To investigate whether the proven benefits of insulin degludec (IDeg) combined with insulin aspart (IAsp), known as IDegAsp, given twice daily, extend across a wide spectrum of patients with diabetes.
This was a post hoc pooled analysis of 5 phase III randomized, 26-week, open-label, treat-to-target trials comparing IDegAsp twice daily (n = 1111) with one of two comparators: premixed insulin (biphasic insulin aspart 30 [BIAsp 30]) twice daily (n = 561) or IDeg once daily + IAsp (n = 136). Patient data were stratified according to baseline glycated haemoglobin (HbA1c) or fasting plasma glucose (FPG) categories, as well as by baseline duration of diabetes or body mass index (BMI) categories.
We conducted a meta-analysis of 5 clinical trials: NCT01513590, NCT01009580, NCT01059812, NCT01680341 and NCT01713530. End-of-trial results were broadly consistent, with differences between IDegAsp and comparators observed in phase III trials. HbA1c results were similar for IDegAsp and the comparators in all baseline characteristic (HbA1c, duration of diabetes or BMI) and category groups (number ranges). Significantly lower FPG level was observed with IDegAsp vs comparators in all baseline characteristic and most category groups (excluding FPG <5.5 mmol/L). Significantly lower insulin doses were observed with IDegAsp vs comparators in all baseline characteristic and half of the category groups, and significantly lower rates of confirmed and nocturnal confirmed hypoglycaemia were observed with IDegAsp vs comparators in all baseline variable and category groups.

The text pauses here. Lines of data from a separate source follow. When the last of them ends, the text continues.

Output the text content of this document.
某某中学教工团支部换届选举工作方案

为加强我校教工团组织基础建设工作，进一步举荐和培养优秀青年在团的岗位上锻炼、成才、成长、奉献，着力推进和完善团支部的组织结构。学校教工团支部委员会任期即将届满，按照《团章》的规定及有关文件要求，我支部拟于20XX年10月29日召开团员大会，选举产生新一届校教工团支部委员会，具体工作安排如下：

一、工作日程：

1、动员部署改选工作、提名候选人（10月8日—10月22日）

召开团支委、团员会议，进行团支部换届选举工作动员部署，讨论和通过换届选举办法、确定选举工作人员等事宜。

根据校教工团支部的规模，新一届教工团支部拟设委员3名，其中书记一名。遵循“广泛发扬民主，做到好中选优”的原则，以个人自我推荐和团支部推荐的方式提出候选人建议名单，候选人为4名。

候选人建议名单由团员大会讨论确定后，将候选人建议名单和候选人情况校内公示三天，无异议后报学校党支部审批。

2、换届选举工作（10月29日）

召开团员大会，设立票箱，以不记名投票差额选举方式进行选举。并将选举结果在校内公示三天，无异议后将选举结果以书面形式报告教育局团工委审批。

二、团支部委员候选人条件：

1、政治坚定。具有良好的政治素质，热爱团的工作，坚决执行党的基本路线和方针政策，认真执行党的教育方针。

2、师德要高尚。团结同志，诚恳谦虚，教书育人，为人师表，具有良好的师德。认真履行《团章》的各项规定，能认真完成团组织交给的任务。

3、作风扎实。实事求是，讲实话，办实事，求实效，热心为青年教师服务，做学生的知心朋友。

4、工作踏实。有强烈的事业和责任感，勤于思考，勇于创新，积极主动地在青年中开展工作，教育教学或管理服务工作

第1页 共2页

IDegAsp retains a consistent safety and efficacy profile in patients with different baseline characteristics.
研究每日两次给予已证实具有获益的德谷胰岛素(IDeg)联合门冬胰岛素(IAsp)(即 IDegAsp)是否可扩展至涵盖广泛的糖尿病患者人群。
这是一项事后汇总分析,纳入了 5 项为期 26 周、开放标签、以目标为导向的 III 期随机对照试验,比较了每日两次给予 IDegAsp(n=1111)与两种对照药物之一的疗效:每日两次预混胰岛素(双时相门冬胰岛素 30 [BIAsp 30])(n=561)或每日一次德谷胰岛素+门冬胰岛素(n=136)。根据基线糖化血红蛋白(HbA1c)或空腹血糖(FPG)类别以及基线糖尿病持续时间或体重指数(BMI)类别对患者数据进行分层。
我们对 5 项临床试验进行了荟萃分析:NCT01513590、NCT01009580、NCT01059812、NCT01680341 和 NCT01713530。试验末期的结果基本一致,IDegAsp 与对照药物在 III 期试验中观察到了差异。在所有基线特征(HbA1c、糖尿病持续时间或 BMI)和类别组(数值范围)中,IDegAsp 与对照药物的 HbA1c 结果相似。与对照药物相比,IDegAsp 组观察到 FPG 水平显著更低,且在所有基线特征和大多数类别组(除外 FPG<5.5 mmol/L)中均如此。在所有基线特征和一半的类别组中,IDegAsp 组观察到胰岛素剂量显著更低,与对照药物相比,IDegAsp 组还观察到夜间确证和夜间未确证低血糖的发生率显著更低,在所有基线变量和类别组中均如此。
IDegAsp 在具有不同基线特征的患者中保持一致的安全性和疗效特征。